YARGITAY KARARI
DAİRE : 16. Hukuk Dairesi
ESAS NO : 2014/11830
KARAR NO : 2014/13083
KARAR TARİHİ : 13.11.2014
MAHKEMESİ : İSTANBUL ANADOLU 14. SULH HUKUK MAHKEMESİ
TARİHİ : 05/03/2014
NUMARASI : 2014/172-2014/170
Taraflar arasında görülen dava sonucunda verilen hükmün Yargıtay’ca incelenmesi istenilmekle; temyiz isteğinin süresinde olduğu anlaşıldı, inceleme raporu ve dosyadaki belgeler okundu, GEREĞİ GÖRÜŞÜLDÜ:
Davacılar M.. evlatları A.. ve İ.. K.. kullanım kadastrosu sonucu..Mahallesi çalışma alanında bulunan 184 ada 18 parsel sayılı 215,22 metrekare yüzölçümündeki taşınmazın, kadastro tutanağının beyanlar hanesine, 6831 sayılı Yasa’nın 2/B maddesi uyarınca orman sınırları dışına çıkarıldığı ve 2000 yılından beri İ.. e.. S…K.. S.. evlatları M.., A.., İ.. K..lar’ın fiili kullanımında bulunduğu şerhi yazılarak bahçe vasfıyla Hazine adına tespit ve tescil edilen taşınmazın beyanlar hanesinde; “M..” olan baba adlarının “S..” olarak yanlış yazıldığı iddiasına dayanarak dava açmışlardır. Mahkemece yapılan yargılama sonunda davanın görev yönünden reddine, karar kesinleştiğinde ve talep halinde dosyanın görevli İstanbul Anadolu Nöbetçi Asliye Hukuk Mahkemesine gönderilmesine karar verilmiş; hüküm, davacı A… ve İ.. K.. vekili tarafından temyiz edilmiştir.
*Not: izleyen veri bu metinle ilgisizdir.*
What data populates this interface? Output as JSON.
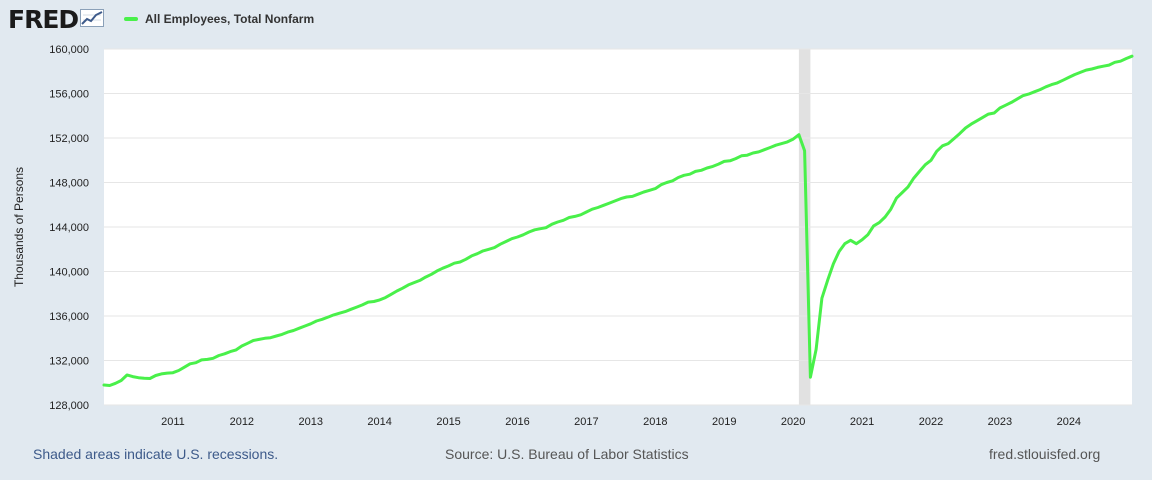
{
  "header": {
    "logo_text": "FRED",
    "series_label": "All Employees, Total Nonfarm"
  },
  "colors": {
    "line": "#49f04a",
    "recession": "#e1e1e1",
    "background": "#e1e9f0",
    "plot_bg": "#ffffff"
  },
  "footer": {
    "recession_note": "Shaded areas indicate U.S. recessions.",
    "source": "Source: U.S. Bureau of Labor Statistics",
    "site": "fred.stlouisfed.org"
  },
  "chart_data": {
    "type": "line",
    "title": "",
    "xlabel": "",
    "ylabel": "Thousands of Persons",
    "ylim": [
      128000,
      160000
    ],
    "xlim": [
      "2010-01",
      "2024-12"
    ],
    "yticks": [
      128000,
      132000,
      136000,
      140000,
      144000,
      148000,
      152000,
      156000,
      160000
    ],
    "ytick_labels": [
      "128,000",
      "132,000",
      "136,000",
      "140,000",
      "144,000",
      "148,000",
      "152,000",
      "156,000",
      "160,000"
    ],
    "xtick_labels": [
      "2011",
      "2012",
      "2013",
      "2014",
      "2015",
      "2016",
      "2017",
      "2018",
      "2019",
      "2020",
      "2021",
      "2022",
      "2023",
      "2024"
    ],
    "grid": true,
    "recessions": [
      {
        "start": "2020-02",
        "end": "2020-04"
      }
    ],
    "series": [
      {
        "name": "All Employees, Total Nonfarm",
        "x": [
          "2010-01",
          "2010-02",
          "2010-03",
          "2010-04",
          "2010-05",
          "2010-06",
          "2010-07",
          "2010-08",
          "2010-09",
          "2010-10",
          "2010-11",
          "2010-12",
          "2011-01",
          "2011-02",
          "2011-03",
          "2011-04",
          "2011-05",
          "2011-06",
          "2011-07",
          "2011-08",
          "2011-09",
          "2011-10",
          "2011-11",
          "2011-12",
          "2012-01",
          "2012-02",
          "2012-03",
          "2012-04",
          "2012-05",
          "2012-06",
          "2012-07",
          "2012-08",
          "2012-09",
          "2012-10",
          "2012-11",
          "2012-12",
          "2013-01",
          "2013-02",
          "2013-03",
          "2013-04",
          "2013-05",
          "2013-06",
          "2013-07",
          "2013-08",
          "2013-09",
          "2013-10",
          "2013-11",
          "2013-12",
          "2014-01",
          "2014-02",
          "2014-03",
          "2014-04",
          "2014-05",
          "2014-06",
          "2014-07",
          "2014-08",
          "2014-09",
          "2014-10",
          "2014-11",
          "2014-12",
          "2015-01",
          "2015-02",
          "2015-03",
          "2015-04",
          "2015-05",
          "2015-06",
          "2015-07",
          "2015-08",
          "2015-09",
          "2015-10",
          "2015-11",
          "2015-12",
          "2016-01",
          "2016-02",
          "2016-03",
          "2016-04",
          "2016-05",
          "2016-06",
          "2016-07",
          "2016-08",
          "2016-09",
          "2016-10",
          "2016-11",
          "2016-12",
          "2017-01",
          "2017-02",
          "2017-03",
          "2017-04",
          "2017-05",
          "2017-06",
          "2017-07",
          "2017-08",
          "2017-09",
          "2017-10",
          "2017-11",
          "2017-12",
          "2018-01",
          "2018-02",
          "2018-03",
          "2018-04",
          "2018-05",
          "2018-06",
          "2018-07",
          "2018-08",
          "2018-09",
          "2018-10",
          "2018-11",
          "2018-12",
          "2019-01",
          "2019-02",
          "2019-03",
          "2019-04",
          "2019-05",
          "2019-06",
          "2019-07",
          "2019-08",
          "2019-09",
          "2019-10",
          "2019-11",
          "2019-12",
          "2020-01",
          "2020-02",
          "2020-03",
          "2020-04",
          "2020-05",
          "2020-06",
          "2020-07",
          "2020-08",
          "2020-09",
          "2020-10",
          "2020-11",
          "2020-12",
          "2021-01",
          "2021-02",
          "2021-03",
          "2021-04",
          "2021-05",
          "2021-06",
          "2021-07",
          "2021-08",
          "2021-09",
          "2021-10",
          "2021-11",
          "2021-12",
          "2022-01",
          "2022-02",
          "2022-03",
          "2022-04",
          "2022-05",
          "2022-06",
          "2022-07",
          "2022-08",
          "2022-09",
          "2022-10",
          "2022-11",
          "2022-12",
          "2023-01",
          "2023-02",
          "2023-03",
          "2023-04",
          "2023-05",
          "2023-06",
          "2023-07",
          "2023-08",
          "2023-09",
          "2023-10",
          "2023-11",
          "2023-12",
          "2024-01",
          "2024-02",
          "2024-03",
          "2024-04",
          "2024-05",
          "2024-06",
          "2024-07",
          "2024-08",
          "2024-09",
          "2024-10",
          "2024-11",
          "2024-12"
        ],
        "values": [
          129800,
          129750,
          129950,
          130200,
          130700,
          130550,
          130450,
          130400,
          130380,
          130650,
          130800,
          130870,
          130900,
          131100,
          131400,
          131700,
          131800,
          132050,
          132100,
          132200,
          132450,
          132600,
          132800,
          132950,
          133300,
          133550,
          133800,
          133900,
          134000,
          134050,
          134200,
          134350,
          134550,
          134700,
          134900,
          135100,
          135300,
          135550,
          135700,
          135900,
          136100,
          136250,
          136400,
          136600,
          136800,
          137000,
          137250,
          137300,
          137450,
          137650,
          137950,
          138250,
          138500,
          138800,
          139000,
          139200,
          139500,
          139750,
          140050,
          140300,
          140500,
          140750,
          140850,
          141100,
          141400,
          141600,
          141850,
          142000,
          142150,
          142450,
          142700,
          142950,
          143100,
          143300,
          143550,
          143750,
          143850,
          143950,
          144250,
          144450,
          144600,
          144850,
          144950,
          145100,
          145350,
          145600,
          145750,
          145950,
          146150,
          146350,
          146550,
          146700,
          146750,
          146950,
          147150,
          147300,
          147450,
          147800,
          148000,
          148150,
          148450,
          148650,
          148750,
          149000,
          149100,
          149300,
          149450,
          149650,
          149900,
          149950,
          150150,
          150400,
          150450,
          150650,
          150750,
          150950,
          151150,
          151350,
          151500,
          151650,
          151900,
          152300,
          150850,
          130500,
          133000,
          137600,
          139200,
          140700,
          141800,
          142500,
          142800,
          142500,
          142850,
          143300,
          144100,
          144400,
          144900,
          145600,
          146600,
          147100,
          147600,
          148400,
          149000,
          149600,
          150000,
          150800,
          151300,
          151500,
          151950,
          152400,
          152900,
          153250,
          153550,
          153850,
          154150,
          154250,
          154700,
          154950,
          155200,
          155500,
          155800,
          155950,
          156150,
          156350,
          156600,
          156800,
          156950,
          157200,
          157450,
          157700,
          157900,
          158100,
          158200,
          158350,
          158450,
          158550,
          158800,
          158900,
          159150,
          159350
        ]
      }
    ]
  }
}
Mahkemece, beyanlar hanesinde davacılar lehine verilen zilyetlik şerhindeki baba adlarının düzeltilmesi istemi ile açılan davanın, 6100 sayılı HMK’nın 4. maddesinde sayılan Sulh Hukuk Mahkemesinin görevine girmediği, dava konusu taşınmazın aynına ilişkin bu davanın değer ve miktarına bakılmaksızın mal varlığı haklarına ilişkin olduğu kabul edilerek “Asliye Hukuk Mahkemesi”nin görevli olduğuna karar verilmiştir. Öncelikle belirlemek gerekir ki; tapu kaydının beyanlar hanesinde olmayan şerhin verilmesine ya da mevcut şerhin değiştirilmesine ilişkin davaların kayıt maliki Hazineye ya da lehine kullanıcı şerhi bulunan kişilere karşı açılması zorunlu olup, özen gösterilmediğinde hak sahipliğinde değişiklik sonucunu doğuracak bu tür davaların çekişmesiz yargı işi olduğundan söz edilemez. Ancak, beyanlar hanesinde lehine zilyetlik şerhi verilmiş olan kişide değişiklik yapılmadan sadece ad, soyad veya baba adı hatasının düzeltilmesi istemi ile açılmış davalarda kayıt maliki Hazine’nin sadece ilgili sıfatı ile taraf gösterilmesi gerekli olup özü itibarı ile bu tür davalar çekişmesiz yargı işi olduğundan Sulh Hukuk Mahkemeleri görevlidir. Somut olayda; beyanlar hanesinde lehine zilyetlik şerhi bulunan davacılar tarafından, tapu kaydında “baba adı”nın yanlış yazıldığını ileri sürerek, bu yanlışlığın düzeltilmesi istemi ile Sulh Hukuk Mahkemesinde dava açılmıştır. Hal böyle olunca, 6100 sayılı HMK’nın 382 ve
maddeleri uyarınca görevli Sulh Hukuk Mahkemesince davanın esasına girilerek tarafların iddia ve savunmalarına ilişkin tüm deliller toplanıp birlikte değerlendirilmek suretiyle sonucuna göre karar verilmesi gerekir. Mahkemece bu husus göz ardı edilerek dosya kapsamına uygun bulunmayan gerekçe ile yazılı şekilde görevsizlik kararı verilmesi isabetsiz olup, temyiz itirazları açıklanan nedenle yerinde görüldüğünden kabulü ile hükmün BOZULMASINA, peşin yatırılan temyiz karar harcının talep halinde temyiz eden davacıya iadesine, 13.11.2014 gününde oybirliği ile karar verildi.